On Paternity (and please forgive the sloppiness, and lateness but I lost the first version of this that I wrote to an overheated computer.)
Michael Murphy’s article entitled “‘Proteus and Prose: Paternity or Workmanship?” is a focused interpretation of the tension Stephen Dedalus deals with in the 3rd episode of Ulysses. Murphy displays Stephen’s struggle as one with issues of creation. Murphy emphasizes the difference between begotten and made and proclaims: “Stephen is wrong about his own conception and birth.” Stephen was begotten just like all mankind except Adam and Eve, the artifices of God. The distinction that Murphy develops is that artifice is in words and creations but children are only products of lustful coupling. Daedalus is the artificer and Stephen is striving in Proteus to become more like the Dublin authorfathers he dwells on throughout the chapter. Stephen is caught within a cyclical trap of other men’s words, other men’s work. He hears only the same authors over and over in his head when he is trying to create a lasting product for his own immortality. Murphy develops the idea that immortality comes not with the fatherhood of children but the fatherhood of words: “the pen is mightier than the penis or the womb.” Stephen also discovers this issue, according to Murphy, and in Aeolus, he finally creates “not something he has emitted; [but] it is something that he has made.” Not just in the Daedalus sense of artifice, of a constructed, stable object, but one of Stephen’s own protean works. Murphy claims finally that the reader of Proteus is “present at the founding of a new church of one,” where Stephen’s means of production is finally developing into his own changing voice. Stephen has aspects of creation that do vary from from the authorfathers he quotes from repeatedly. According to Murphy they are: Stephen’s “mint[ed] neologisms,” his use of archaic words, and his onomatopoeia. These don’t help him write a poem about his mother, something he fails miserably at on the strand that morning. His output that morning is a 16-word poem of little literary merit, claims Murphy, but later, when he writes for himself, he is able to use his personal protean language to immortalize himself on paper.

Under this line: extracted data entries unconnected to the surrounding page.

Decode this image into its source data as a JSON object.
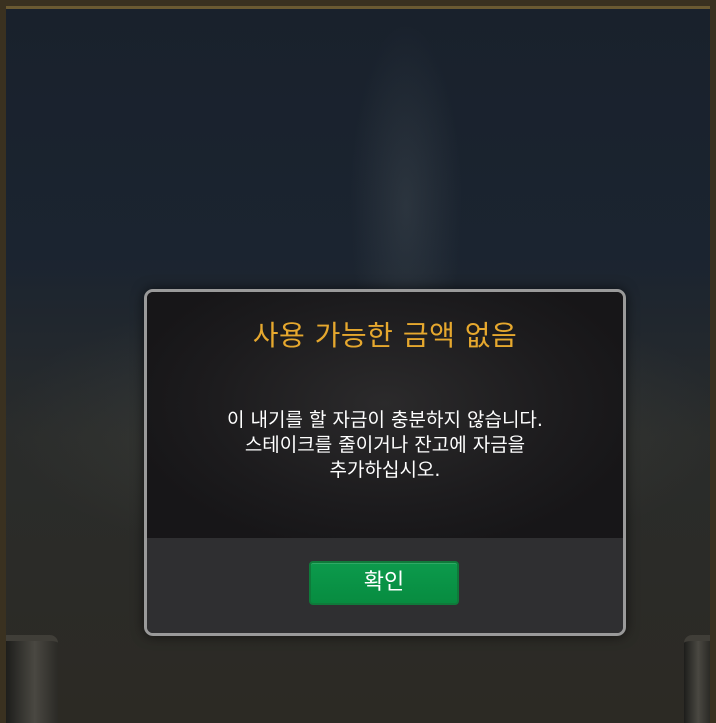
{
  "dialog": {
    "title": "사용 가능한 금액 없음",
    "message_lines": [
      "이 내기를 할 자금이 충분하지 않습니다.",
      "스테이크를 줄이거나 잔고에 자금을",
      "추가하십시오."
    ],
    "confirm_label": "확인"
  },
  "colors": {
    "title": "#e6a82e",
    "confirm_button": "#078c40",
    "dialog_border": "#9a9a9a"
  }
}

In this article, Murphy develops an “obsession” in Ulysses in depth in one chapter, and connects it to mainly one other episode, Aeolus. Paternity as a creation is quite dissected, but something that is lacking is mention of Buck Mulligan. Where is the father-figure who emits nothing but rubbish in Murphy’s article? How come Mulligan, who spouts nothing that will make him immortal, nothing that will keep him in the world’s view, quoted by following artificers, doesn’t get pulled into Murphy’s argument as a counterpoint for Stephen. Proof that Stephen should be contemplating his emissions as much as he does in Proteus. A link to another chapter outside of Proteus and Aeolus would solidify Murphy’s argument as being more far-reaching throughout Ulysses, instead of an argument that seems only to hold for this one chapter.
From James Joyce Quarterly, v. 35, no. 1, p. 71.